Yum. . . All I can say.


----------



## one eyed jack (May 7, 2020)

Ducks are looking great.  I used to low and slow them regularly, but that was 35 years ago.

Seems they've gotten mighty expensive, in the grocery stores.


----------



## jcam222 (May 7, 2020)

All looks great. Sooner or later I’d like to try smoking both those myself.


----------



## bertman (May 7, 2020)

Venison ribs. Seriously? You need to share more.


----------



## sapper299 (May 8, 2020)

First off, these only seem to work well with deer from the Southern/Western states. Northern deer have way too much tallow to get away with cooking like this unless they are eaten right away while still hot. If they cool, its like eating a candle. As you can see in the pictures, these are more the St Louis style cut. I cut straight across the ribs about 2 inches below the loin/backstrap with a hand saw. The rib plate that is left is trimmed up, any broken bones are sawed off clean and all the hanging scraps are removed for grind meat. If i did my part, there should not be a lot of damaged meat in this area with the exception of the front most end of the ribs. If you can get away with it, a head shot saves a lot of waste and kills instantly.. When you skin out the deer, take your time, use a very sharp knife and just remove the hide and the topmost layer of fat, just under the skin, as you skin it out. This leaves as much meat on the ribs as possible. Sometimes, like this buck, its thicker than most pork ribs. I don't like to brine red meat, but a salt water soak for a couple hours to help remove any blood left in the vessels is worth the effort. Then, just salt and pepper and pop in the smoker. I have an Oklahoma Joe that has been modified with a taller stack, a 90 degree elbow inside to draw the smoke at the grate level and a steel plate with gradually larger holes to diffuse the heat from the fire box so I don't have a hot spot right inside the smoker box.  Smoke until the surface starts to look dry and a bark is forming. Caution here, if you allow a lot of bark to form, you have already gone too far and the meat will be dry and almost inedible. You want the meat to be smoky, but not leather, so wrap earlier than you normally would and always include some form of moisture and a little oil or butter- the fat will not evaporate as steam if your foil is not fully sealed like other liquids will. One other thing to remember is these always get smoked as a rack or they will dry out in less than an hour and be ruined. Remove the ribs when they feel firm and done to your liking. If you like a medium rare rib roast like meat, pull it at 135-140, if you want smoky ribs with a little chew, pull at 180. If they go over 190, they will be fall off the bone tender- good for pulled venison filling for sandwiches or a pasta sauce.


----------



## archeryrob (May 11, 2020)

sapper299 said:


> First off, these only seem to work well with deer from the Southern/Western states. Northern deer have way too much tallow to get away with cooking like this unless they are eaten right away while still hot. If they cool, its like eating a candle.

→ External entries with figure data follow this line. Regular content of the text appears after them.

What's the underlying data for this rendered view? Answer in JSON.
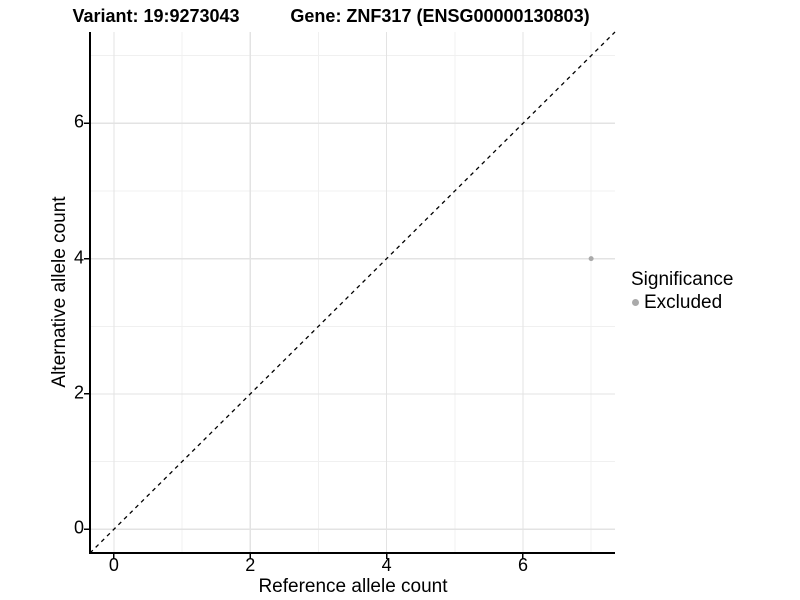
{
  "titles": {
    "variant": "Variant: 19:9273043",
    "gene": "Gene: ZNF317 (ENSG00000130803)"
  },
  "chart_data": {
    "type": "scatter",
    "title_left": "Variant: 19:9273043",
    "title_right": "Gene: ZNF317 (ENSG00000130803)",
    "xlabel": "Reference allele count",
    "ylabel": "Alternative allele count",
    "xlim": [
      -0.35,
      7.35
    ],
    "ylim": [
      -0.35,
      7.35
    ],
    "x_ticks": [
      0,
      2,
      4,
      6
    ],
    "y_ticks": [
      0,
      2,
      4,
      6
    ],
    "x_minor_ticks": [
      1,
      3,
      5,
      7
    ],
    "y_minor_ticks": [
      1,
      3,
      5,
      7
    ],
    "grid": true,
    "points": [
      {
        "x": 7,
        "y": 4,
        "series": "Excluded"
      }
    ],
    "reference_line": {
      "type": "identity",
      "slope": 1,
      "intercept": 0,
      "style": "dashed",
      "color": "#000000"
    },
    "legend": {
      "title": "Significance",
      "position": "right",
      "items": [
        {
          "label": "Excluded",
          "color": "#aaaaaa"
        }
      ]
    }
  },
  "colors": {
    "background": "#ffffff",
    "grid_major": "#e3e3e3",
    "grid_minor": "#f0f0f0",
    "axis_line": "#000000",
    "tick_mark": "#000000",
    "text": "#000000",
    "point": "#aaaaaa"
  }
}
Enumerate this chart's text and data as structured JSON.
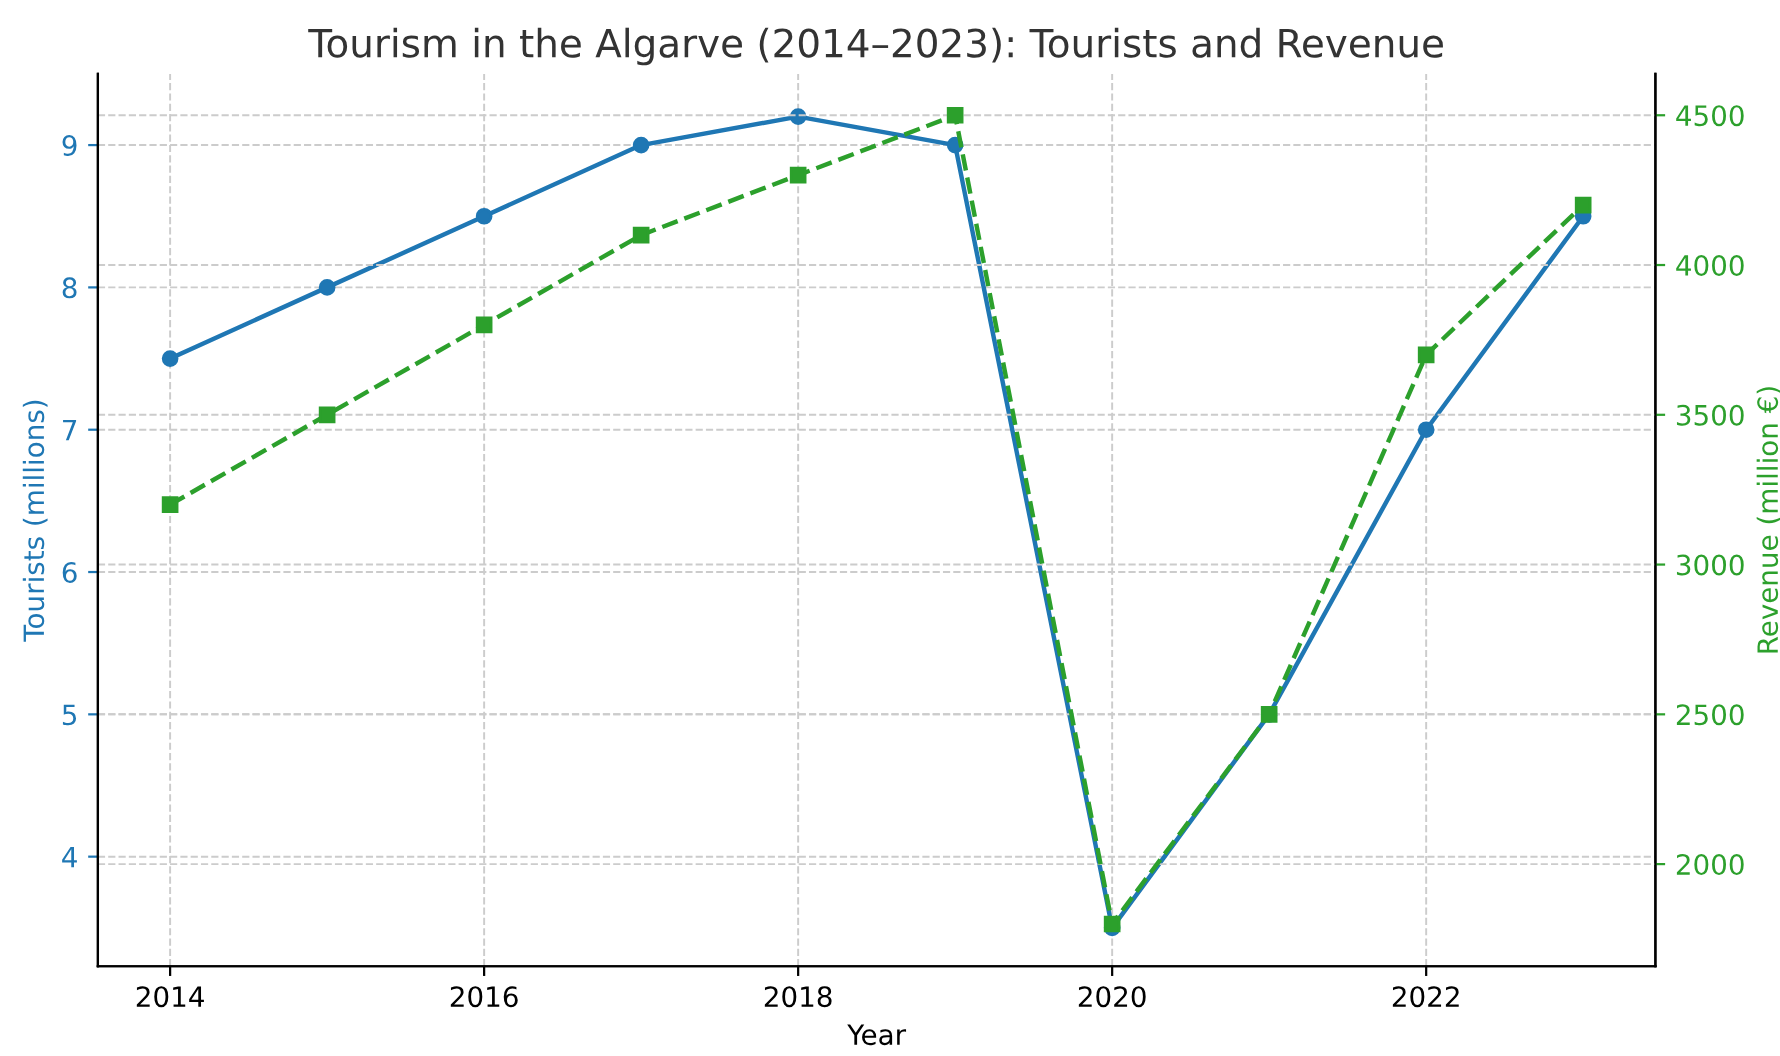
{
  "chart_data": {
    "type": "line",
    "title": "Tourism in the Algarve (2014–2023): Tourists and Revenue",
    "xlabel": "Year",
    "ylabel": "Tourists (millions)",
    "y2label": "Revenue (million €)",
    "x": [
      2014,
      2015,
      2016,
      2017,
      2018,
      2019,
      2020,
      2021,
      2022,
      2023
    ],
    "series": [
      {
        "color": "#1f77b4",
        "marker": "circle",
        "line_style": "solid",
        "values": [
          7.5,
          8.0,
          8.5,
          9.0,
          9.2,
          9.0,
          3.5,
          5.0,
          7.0,
          8.5
        ]
      },
      {
        "color": "#2ca02c",
        "marker": "square",
        "line_style": "dashed",
        "axis": "y2",
        "values": [
          3200,
          3500,
          3800,
          4100,
          4300,
          4500,
          1800,
          2500,
          3700,
          4200
        ]
      }
    ],
    "xlim": [
      2013.54,
      2023.46
    ],
    "xticks": [
      2014,
      2016,
      2018,
      2020,
      2022
    ],
    "ylim": [
      3.23,
      9.5
    ],
    "yticks": [
      4,
      5,
      6,
      7,
      8,
      9
    ],
    "y2lim": [
      1659,
      4638
    ],
    "y2ticks": [
      2000,
      2500,
      3000,
      3500,
      4000,
      4500
    ],
    "grid": true
  }
}
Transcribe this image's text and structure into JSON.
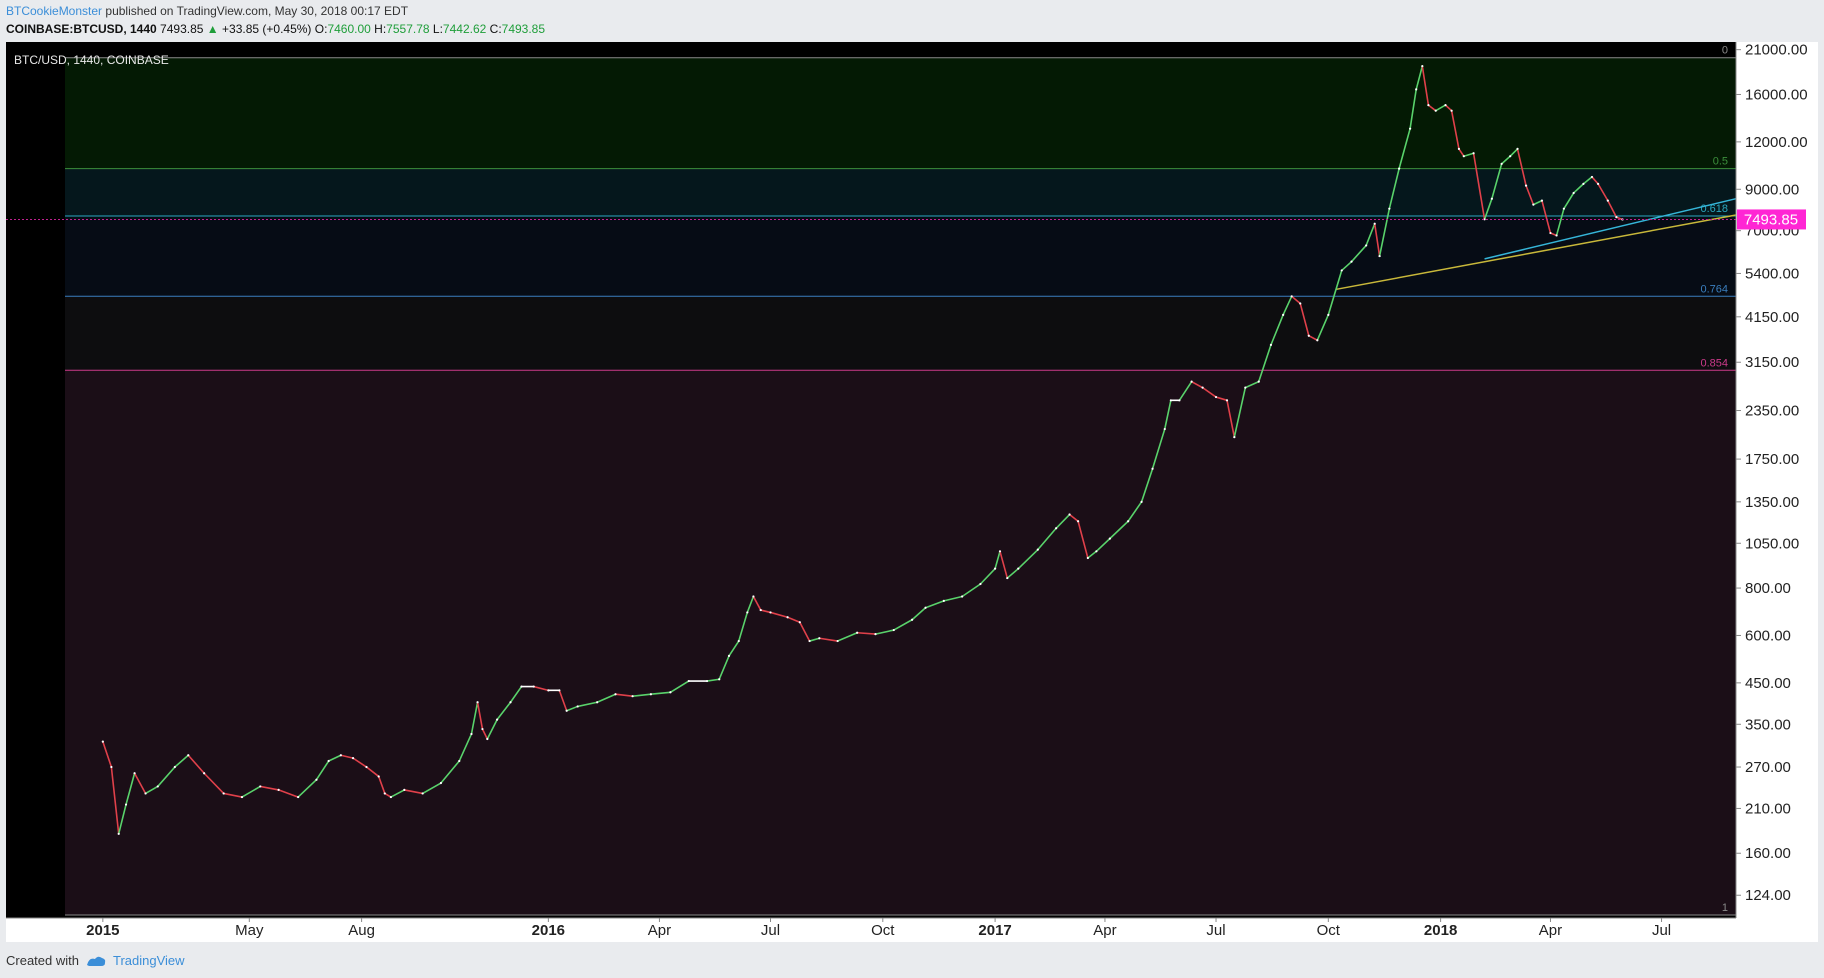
{
  "header": {
    "author": "BTCookieMonster",
    "published": "published on TradingView.com, May 30, 2018 00:17 EDT",
    "symbol": "COINBASE:BTCUSD, 1440",
    "last": "7493.85",
    "change": "+33.85 (+0.45%)",
    "open_label": "O:",
    "open": "7460.00",
    "high_label": "H:",
    "high": "7557.78",
    "low_label": "L:",
    "low": "7442.62",
    "close_label": "C:",
    "close": "7493.85"
  },
  "footer": {
    "created_with": "Created with",
    "brand": "TradingView"
  },
  "colors": {
    "chart_bg": "#000000",
    "up": "#59d26b",
    "down": "#e0404a",
    "neutral": "#ffffff",
    "fib_green": "#3c8f3c",
    "fib_cyan": "#2aa8c0",
    "fib_blue": "#3a7fbf",
    "fib_magenta": "#cc3a8a",
    "trend_cyan": "#35b5d8",
    "trend_yellow": "#c8b83a",
    "price_tag": "#ff26d4"
  },
  "chart_data": {
    "type": "line",
    "title": "BTC/USD, 1440, COINBASE",
    "scale": "log",
    "ylim": [
      108,
      22000
    ],
    "xlim": [
      "2014-12-01",
      "2018-08-31"
    ],
    "y_ticks": [
      21000,
      16000,
      12000,
      9000,
      7000,
      5400,
      4150,
      3150,
      2350,
      1750,
      1350,
      1050,
      800,
      600,
      450,
      350,
      270,
      210,
      160,
      124
    ],
    "y_tick_labels": [
      "21000.00",
      "16000.00",
      "12000.00",
      "9000.00",
      "7000.00",
      "5400.00",
      "4150.00",
      "3150.00",
      "2350.00",
      "1750.00",
      "1350.00",
      "1050.00",
      "800.00",
      "600.00",
      "450.00",
      "350.00",
      "270.00",
      "210.00",
      "160.00",
      "124.00"
    ],
    "x_ticks": [
      {
        "date": "2015-01-01",
        "label": "2015",
        "bold": true
      },
      {
        "date": "2015-05-01",
        "label": "May",
        "bold": false
      },
      {
        "date": "2015-08-01",
        "label": "Aug",
        "bold": false
      },
      {
        "date": "2016-01-01",
        "label": "2016",
        "bold": true
      },
      {
        "date": "2016-04-01",
        "label": "Apr",
        "bold": false
      },
      {
        "date": "2016-07-01",
        "label": "Jul",
        "bold": false
      },
      {
        "date": "2016-10-01",
        "label": "Oct",
        "bold": false
      },
      {
        "date": "2017-01-01",
        "label": "2017",
        "bold": true
      },
      {
        "date": "2017-04-01",
        "label": "Apr",
        "bold": false
      },
      {
        "date": "2017-07-01",
        "label": "Jul",
        "bold": false
      },
      {
        "date": "2017-10-01",
        "label": "Oct",
        "bold": false
      },
      {
        "date": "2018-01-01",
        "label": "2018",
        "bold": true
      },
      {
        "date": "2018-04-01",
        "label": "Apr",
        "bold": false
      },
      {
        "date": "2018-07-01",
        "label": "Jul",
        "bold": false
      }
    ],
    "fib_levels": [
      {
        "label": "0",
        "price": 20000,
        "color": "#8a8a8a"
      },
      {
        "label": "0.5",
        "price": 10200,
        "color": "#3c8f3c"
      },
      {
        "label": "0.618",
        "price": 7650,
        "color": "#2aa8c0"
      },
      {
        "label": "0.764",
        "price": 4700,
        "color": "#3a7fbf"
      },
      {
        "label": "0.854",
        "price": 3000,
        "color": "#cc3a8a"
      },
      {
        "label": "1",
        "price": 110,
        "color": "#8a8a8a"
      }
    ],
    "fib_zones": [
      {
        "from": 20000,
        "to": 10200,
        "color": "#041a04"
      },
      {
        "from": 10200,
        "to": 7650,
        "color": "#05171c"
      },
      {
        "from": 7650,
        "to": 4700,
        "color": "#060c15"
      },
      {
        "from": 4700,
        "to": 3000,
        "color": "#0d0d0f"
      },
      {
        "from": 3000,
        "to": 110,
        "color": "#1b0e17"
      }
    ],
    "trendlines": [
      {
        "name": "cyan",
        "from": [
          "2018-02-06",
          5900
        ],
        "to": [
          "2018-08-31",
          8500
        ],
        "color": "#35b5d8"
      },
      {
        "name": "yellow",
        "from": [
          "2017-10-07",
          4900
        ],
        "to": [
          "2018-08-31",
          7700
        ],
        "color": "#c8b83a"
      }
    ],
    "series": [
      {
        "x": [
          "2015-01-01",
          "2015-01-08",
          "2015-01-14",
          "2015-01-20",
          "2015-01-27",
          "2015-02-05",
          "2015-02-15",
          "2015-03-01",
          "2015-03-12",
          "2015-03-25",
          "2015-04-10",
          "2015-04-25",
          "2015-05-10",
          "2015-05-25",
          "2015-06-10",
          "2015-06-25",
          "2015-07-05",
          "2015-07-15",
          "2015-07-25",
          "2015-08-05",
          "2015-08-15",
          "2015-08-20",
          "2015-08-25",
          "2015-09-05",
          "2015-09-20",
          "2015-10-05",
          "2015-10-20",
          "2015-10-30",
          "2015-11-04",
          "2015-11-08",
          "2015-11-12",
          "2015-11-20",
          "2015-12-01",
          "2015-12-10",
          "2015-12-20",
          "2016-01-01",
          "2016-01-10",
          "2016-01-16",
          "2016-01-25",
          "2016-02-10",
          "2016-02-25",
          "2016-03-10",
          "2016-03-25",
          "2016-04-10",
          "2016-04-25",
          "2016-05-10",
          "2016-05-20",
          "2016-05-28",
          "2016-06-05",
          "2016-06-12",
          "2016-06-17",
          "2016-06-23",
          "2016-07-01",
          "2016-07-15",
          "2016-07-25",
          "2016-08-02",
          "2016-08-10",
          "2016-08-25",
          "2016-09-10",
          "2016-09-25",
          "2016-10-10",
          "2016-10-25",
          "2016-11-05",
          "2016-11-20",
          "2016-12-05",
          "2016-12-20",
          "2017-01-01",
          "2017-01-05",
          "2017-01-11",
          "2017-01-20",
          "2017-02-05",
          "2017-02-20",
          "2017-03-03",
          "2017-03-10",
          "2017-03-18",
          "2017-03-25",
          "2017-04-05",
          "2017-04-20",
          "2017-05-01",
          "2017-05-10",
          "2017-05-20",
          "2017-05-25",
          "2017-06-01",
          "2017-06-11",
          "2017-06-20",
          "2017-07-01",
          "2017-07-10",
          "2017-07-16",
          "2017-07-25",
          "2017-08-05",
          "2017-08-15",
          "2017-08-25",
          "2017-09-01",
          "2017-09-08",
          "2017-09-15",
          "2017-09-22",
          "2017-10-01",
          "2017-10-12",
          "2017-10-20",
          "2017-11-01",
          "2017-11-08",
          "2017-11-12",
          "2017-11-20",
          "2017-11-28",
          "2017-12-07",
          "2017-12-12",
          "2017-12-17",
          "2017-12-22",
          "2017-12-28",
          "2018-01-05",
          "2018-01-10",
          "2018-01-16",
          "2018-01-20",
          "2018-01-28",
          "2018-02-06",
          "2018-02-12",
          "2018-02-20",
          "2018-02-27",
          "2018-03-05",
          "2018-03-12",
          "2018-03-18",
          "2018-03-25",
          "2018-04-01",
          "2018-04-06",
          "2018-04-12",
          "2018-04-20",
          "2018-04-28",
          "2018-05-05",
          "2018-05-10",
          "2018-05-18",
          "2018-05-25",
          "2018-05-30"
        ],
        "values": [
          315,
          270,
          180,
          215,
          260,
          230,
          240,
          270,
          290,
          260,
          230,
          225,
          240,
          235,
          225,
          250,
          280,
          290,
          285,
          270,
          255,
          230,
          225,
          235,
          230,
          245,
          280,
          330,
          400,
          340,
          320,
          360,
          400,
          440,
          440,
          430,
          430,
          380,
          390,
          400,
          420,
          415,
          420,
          425,
          455,
          455,
          460,
          530,
          580,
          690,
          760,
          700,
          690,
          670,
          650,
          580,
          590,
          580,
          610,
          605,
          620,
          660,
          710,
          740,
          760,
          820,
          900,
          1000,
          850,
          900,
          1010,
          1150,
          1250,
          1200,
          960,
          1000,
          1080,
          1200,
          1350,
          1650,
          2100,
          2500,
          2500,
          2800,
          2700,
          2550,
          2500,
          2000,
          2700,
          2800,
          3500,
          4200,
          4700,
          4500,
          3700,
          3600,
          4200,
          5500,
          5800,
          6400,
          7300,
          6000,
          8000,
          10200,
          13000,
          16500,
          19000,
          15000,
          14500,
          15000,
          14500,
          11500,
          11000,
          11200,
          7500,
          8500,
          10500,
          11000,
          11500,
          9200,
          8200,
          8400,
          6900,
          6800,
          8000,
          8800,
          9300,
          9700,
          9300,
          8400,
          7600,
          7494
        ]
      }
    ]
  }
}
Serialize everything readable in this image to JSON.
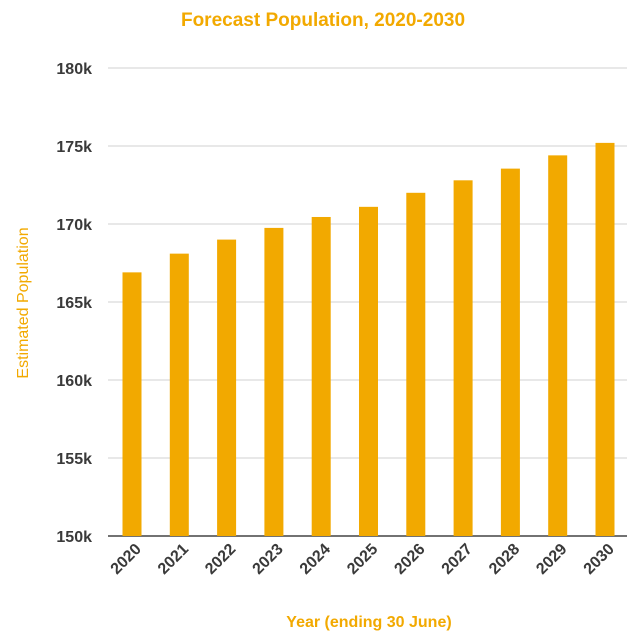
{
  "chart_data": {
    "type": "bar",
    "title": "Forecast Population, 2020-2030",
    "xlabel": "Year (ending 30 June)",
    "ylabel": "Estimated Population",
    "categories": [
      "2020",
      "2021",
      "2022",
      "2023",
      "2024",
      "2025",
      "2026",
      "2027",
      "2028",
      "2029",
      "2030"
    ],
    "values": [
      166900,
      168100,
      169000,
      169750,
      170450,
      171100,
      172000,
      172800,
      173550,
      174400,
      175200
    ],
    "ylim": [
      150000,
      180000
    ],
    "yticks": [
      150000,
      155000,
      160000,
      165000,
      170000,
      175000,
      180000
    ],
    "ytick_labels": [
      "150k",
      "155k",
      "160k",
      "165k",
      "170k",
      "175k",
      "180k"
    ],
    "grid": true,
    "legend": "none",
    "colors": {
      "bar": "#F2A900",
      "title": "#F2A900",
      "axis_label": "#F2A900",
      "gridline": "#d0d0d0",
      "tick_text": "#3a3a3a"
    }
  }
}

I agree, I am in Maryland and our deer eat a lot of clover, soy and corn. Fat is an understatement. I shot does last year that had almost 3/8" layer of fat on the rump and the flank on the ribs had fat over and under it. I rendered some of that fat and flank was being saved for the dog as treats. I ate one as it looked good and it greased the entire roof of my mouth. Deer fat makes good candles and black powder bullet lube and won't spoil if left out for months/years. BUT it doesn't taste worth a damn.


----------



## daveman92789 (May 11, 2020)

Ahh yes i love vension ribs. I myself butcher all of my game exspecially vension. Brats, Kielbasa, summer sausage, snack sticks, burger you name it I've probably turned venison into it. Just last week i smoke a vension rack and wish i had a better picture. I marinaded mine in Allegro Game Tame for 2hrs, dry rubbed using mustard as a binder and smoked them. 3hrs unwrapped and 2hrs wrapped. When i wrapped i just added butter. I went to about 185ish with them.... It passed the bite test... In the picture below you can see a little smoke ring but you can also see just how juicy the meat is.


----------